This simple farmhouse bench is a great beginner build to give you extra dining room seating. It’s a perfect project for enlisting young helpers.
At this point in the journey to renovating and decorating our home, we’ve built a DIY Kitchen Island, a cottage dining table, and a cottage coffee table. Today I’m excited to share our latest build— a DIY Farmhouse Bench.
How to Build a Simple Farmhouse Bench Step-by-Step Tutorial
Originally posted May 16, 2016 Last updated June 29, 2020.
Although we are lucky enough to have a separate “formal” dining room in our home, we are not exactly formal people. So when it came time to tackle the dining room project, we knew we wanted to create a space that was as laid-back and relaxed as possible.
One idea that I came up with to accomplish that atmosphere was to replace two of the dining chairs with a simple farmhouse bench. Three adults or four children can sit on the bench easily, which makes it perfect for large family gatherings.
I can’t get enough of this photo with the little boy feet not quite touching the ground. I know soon enough that he’ll be taller than I am. For now, seeing those little feet swing while he’s sitting on a bench his parents made eating his dinner is a great homespun memory to be making.

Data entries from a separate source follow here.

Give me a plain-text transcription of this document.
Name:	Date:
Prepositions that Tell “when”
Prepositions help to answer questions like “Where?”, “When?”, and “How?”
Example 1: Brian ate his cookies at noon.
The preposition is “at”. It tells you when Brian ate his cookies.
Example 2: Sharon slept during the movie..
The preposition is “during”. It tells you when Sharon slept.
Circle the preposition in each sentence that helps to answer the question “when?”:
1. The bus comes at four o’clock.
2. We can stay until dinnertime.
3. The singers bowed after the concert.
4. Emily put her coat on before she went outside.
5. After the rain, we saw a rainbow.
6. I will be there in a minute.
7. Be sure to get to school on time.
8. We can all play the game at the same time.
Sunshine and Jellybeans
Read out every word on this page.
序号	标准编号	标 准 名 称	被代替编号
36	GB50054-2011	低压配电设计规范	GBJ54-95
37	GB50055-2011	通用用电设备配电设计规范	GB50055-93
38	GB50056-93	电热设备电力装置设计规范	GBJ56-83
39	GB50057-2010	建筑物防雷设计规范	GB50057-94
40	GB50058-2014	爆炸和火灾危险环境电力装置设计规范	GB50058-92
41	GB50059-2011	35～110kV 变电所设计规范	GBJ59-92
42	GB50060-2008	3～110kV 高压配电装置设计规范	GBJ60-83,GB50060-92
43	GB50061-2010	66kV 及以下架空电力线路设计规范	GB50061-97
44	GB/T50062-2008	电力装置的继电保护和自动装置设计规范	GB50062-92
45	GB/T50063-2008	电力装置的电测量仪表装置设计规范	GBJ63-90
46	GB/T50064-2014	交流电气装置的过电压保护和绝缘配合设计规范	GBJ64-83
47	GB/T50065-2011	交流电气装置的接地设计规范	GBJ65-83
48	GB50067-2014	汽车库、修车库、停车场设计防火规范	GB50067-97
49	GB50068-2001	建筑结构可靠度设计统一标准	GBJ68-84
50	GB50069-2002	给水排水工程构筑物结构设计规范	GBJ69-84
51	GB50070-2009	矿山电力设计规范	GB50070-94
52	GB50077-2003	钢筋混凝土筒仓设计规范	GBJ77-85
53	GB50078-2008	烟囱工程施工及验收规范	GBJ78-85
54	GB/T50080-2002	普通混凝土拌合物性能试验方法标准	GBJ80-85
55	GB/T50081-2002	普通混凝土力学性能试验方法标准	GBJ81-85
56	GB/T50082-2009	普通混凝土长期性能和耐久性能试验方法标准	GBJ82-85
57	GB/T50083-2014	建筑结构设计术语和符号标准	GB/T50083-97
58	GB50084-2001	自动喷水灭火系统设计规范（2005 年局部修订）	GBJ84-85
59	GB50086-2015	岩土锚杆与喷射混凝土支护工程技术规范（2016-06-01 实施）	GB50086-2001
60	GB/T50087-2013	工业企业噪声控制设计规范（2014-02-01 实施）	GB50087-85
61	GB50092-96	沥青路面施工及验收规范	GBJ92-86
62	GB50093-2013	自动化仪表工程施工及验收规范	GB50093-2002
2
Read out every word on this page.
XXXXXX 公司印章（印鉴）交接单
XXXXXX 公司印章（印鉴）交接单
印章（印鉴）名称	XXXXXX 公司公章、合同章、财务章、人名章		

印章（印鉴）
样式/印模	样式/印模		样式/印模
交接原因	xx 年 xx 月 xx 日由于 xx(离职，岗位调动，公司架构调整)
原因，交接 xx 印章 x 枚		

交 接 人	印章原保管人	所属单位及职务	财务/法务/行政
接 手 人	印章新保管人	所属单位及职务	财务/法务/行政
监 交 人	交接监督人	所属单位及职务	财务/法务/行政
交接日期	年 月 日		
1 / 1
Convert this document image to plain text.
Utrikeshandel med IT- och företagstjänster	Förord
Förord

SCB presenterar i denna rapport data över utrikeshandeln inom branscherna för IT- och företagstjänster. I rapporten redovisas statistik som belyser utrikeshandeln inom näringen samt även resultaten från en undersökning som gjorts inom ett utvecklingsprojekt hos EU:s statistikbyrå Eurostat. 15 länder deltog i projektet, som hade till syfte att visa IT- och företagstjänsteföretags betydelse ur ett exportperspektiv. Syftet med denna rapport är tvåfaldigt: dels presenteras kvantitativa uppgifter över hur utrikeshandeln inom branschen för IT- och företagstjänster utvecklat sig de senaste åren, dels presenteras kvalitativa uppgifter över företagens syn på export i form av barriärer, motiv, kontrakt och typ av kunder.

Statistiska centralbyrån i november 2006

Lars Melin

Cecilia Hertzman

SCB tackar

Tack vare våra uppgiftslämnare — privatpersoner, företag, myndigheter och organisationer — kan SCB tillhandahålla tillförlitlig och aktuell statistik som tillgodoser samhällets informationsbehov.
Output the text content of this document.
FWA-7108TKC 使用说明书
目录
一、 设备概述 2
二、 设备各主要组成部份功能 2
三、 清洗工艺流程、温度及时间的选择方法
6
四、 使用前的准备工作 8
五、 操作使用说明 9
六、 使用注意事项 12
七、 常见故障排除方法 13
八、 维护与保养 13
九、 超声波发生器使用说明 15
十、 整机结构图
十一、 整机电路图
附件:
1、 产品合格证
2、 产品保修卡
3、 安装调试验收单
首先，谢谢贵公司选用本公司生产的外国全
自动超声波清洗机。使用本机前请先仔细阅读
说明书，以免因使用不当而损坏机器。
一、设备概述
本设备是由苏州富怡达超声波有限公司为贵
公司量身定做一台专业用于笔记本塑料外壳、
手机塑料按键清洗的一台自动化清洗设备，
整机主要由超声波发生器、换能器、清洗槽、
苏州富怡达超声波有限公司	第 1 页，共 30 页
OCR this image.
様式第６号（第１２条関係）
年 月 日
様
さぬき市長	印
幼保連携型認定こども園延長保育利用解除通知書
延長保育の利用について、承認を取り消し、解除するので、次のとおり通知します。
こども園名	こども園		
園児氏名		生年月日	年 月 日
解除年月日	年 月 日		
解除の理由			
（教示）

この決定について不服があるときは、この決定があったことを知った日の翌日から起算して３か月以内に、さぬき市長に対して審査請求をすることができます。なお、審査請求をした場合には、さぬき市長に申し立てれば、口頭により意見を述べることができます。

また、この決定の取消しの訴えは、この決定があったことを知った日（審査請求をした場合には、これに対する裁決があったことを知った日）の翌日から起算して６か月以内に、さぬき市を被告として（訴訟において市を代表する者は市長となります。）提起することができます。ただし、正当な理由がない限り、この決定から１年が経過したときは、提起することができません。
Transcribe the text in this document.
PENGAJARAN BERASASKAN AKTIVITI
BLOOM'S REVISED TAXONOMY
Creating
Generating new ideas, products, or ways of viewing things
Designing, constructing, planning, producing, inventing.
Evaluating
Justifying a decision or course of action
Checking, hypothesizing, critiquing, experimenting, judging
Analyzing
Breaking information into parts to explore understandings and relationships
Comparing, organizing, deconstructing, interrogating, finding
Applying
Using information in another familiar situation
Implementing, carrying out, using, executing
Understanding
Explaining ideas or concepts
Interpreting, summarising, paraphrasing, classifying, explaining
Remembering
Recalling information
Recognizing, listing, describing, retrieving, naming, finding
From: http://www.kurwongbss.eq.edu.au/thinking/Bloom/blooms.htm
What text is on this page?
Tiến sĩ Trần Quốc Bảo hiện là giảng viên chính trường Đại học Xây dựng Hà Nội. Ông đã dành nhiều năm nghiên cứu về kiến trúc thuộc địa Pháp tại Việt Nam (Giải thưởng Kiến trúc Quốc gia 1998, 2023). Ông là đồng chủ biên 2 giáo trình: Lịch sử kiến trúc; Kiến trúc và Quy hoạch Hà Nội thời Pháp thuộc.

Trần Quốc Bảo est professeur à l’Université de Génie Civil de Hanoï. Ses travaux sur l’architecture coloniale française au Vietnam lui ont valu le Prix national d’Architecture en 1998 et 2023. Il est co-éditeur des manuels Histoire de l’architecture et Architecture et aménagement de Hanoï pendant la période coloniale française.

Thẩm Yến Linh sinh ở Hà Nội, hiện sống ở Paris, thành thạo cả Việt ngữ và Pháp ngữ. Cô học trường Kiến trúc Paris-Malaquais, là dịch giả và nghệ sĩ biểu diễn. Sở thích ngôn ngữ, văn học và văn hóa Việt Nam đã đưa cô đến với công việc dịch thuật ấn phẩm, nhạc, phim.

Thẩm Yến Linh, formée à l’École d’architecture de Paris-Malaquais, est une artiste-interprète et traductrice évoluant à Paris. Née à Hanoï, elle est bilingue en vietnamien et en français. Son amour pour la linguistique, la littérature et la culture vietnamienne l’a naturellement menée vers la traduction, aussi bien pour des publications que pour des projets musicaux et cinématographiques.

Creating the bench was one of the quickest and easiest builds we’ve ever done. It’s a great beginner project, and a perfect opportunity to involve a junior helper. Read on for the full tutorial or you can purchase a printable version of the plans below!
- 4 - Bench Legs (l 8”x 3”)
- 1 - 2 X 8 @ 10’
- 1 - 2 X 4 @ 10’
- 2” Pocket Hole Screws
- Table Saw
- Compound Miter Saw
- Power Screwdriver
- Kreg Jig
- Orbital Sander
2– 2×8 @ 56″ ripped to 7″ (⅛” off each side to square) (top)
2– 2×4 @ 46″ ripped to 2 ½” (½” off each side to square )(side top support )
2– 2×4 @ 6 ½” ripped to 2 ½” (½” off each side to square )(front and back top support )
Trim legs to 16 ½”
How to Build a Simple Farmhouse Bench
- Rip down each side of your 2x8x10 and 2x4x10 with your table saw as directed in the cut list to create a straight edge. Make all of your cuts to length with your compound miter saw, referencing the cut list.
- Drill all of your pocket holes.
— 2 @ each end of 2 ½ x 46" and 2 ½ x 6 ½" boards
— alternating pocket holes on bench-top (or use a biscuit joiner).
- Take your two 56" boards and apply wood glue to the intended seam. Join boards with your pocket hole screws. Allow the glue to dry. Alternate method: We chose to use a biscuit joiner on the bench-top, to allow for expansion and contraction.
- Take two of your short end pieces, and attach to legs with 1 ½" pocket hole screws. We inset from the front of the legs by ½". Clamps may be helpful since the legs will not be completely secure until the top is attached firmly. If you wish, you may use a nail gun to secure legs to the center support.
- Take two of your long front and back pieces, and attach to legs with screws. Again, inset by ½". You should now have a complete base. If you wish, you may use a nail gun to further secure legs to rails.
- Once the top has dried completely, sand smooth with 120-grit sandpaper. Round off the edges if you choose.
- Lay the bench-top upside-down. Flip the base upside-down also, and center it in both directions. Join base to top with pocket hole screws using the pre-drilled holes.
I painted the bench with two coats of Folk Art Chalk Paint in White Adirondack, sanding lightly between coats. After, I gave it a top coat of satin Polycrylic to give it more durability. I normally love to stain the top and just paint the legs on projects like this, but I really wanted to break up the wood of our dining set.
What do you think of our new casual seating? I think it’s the perfect solution for a family-focused gathering space. I’d love to hear from you if you’re planning to build this!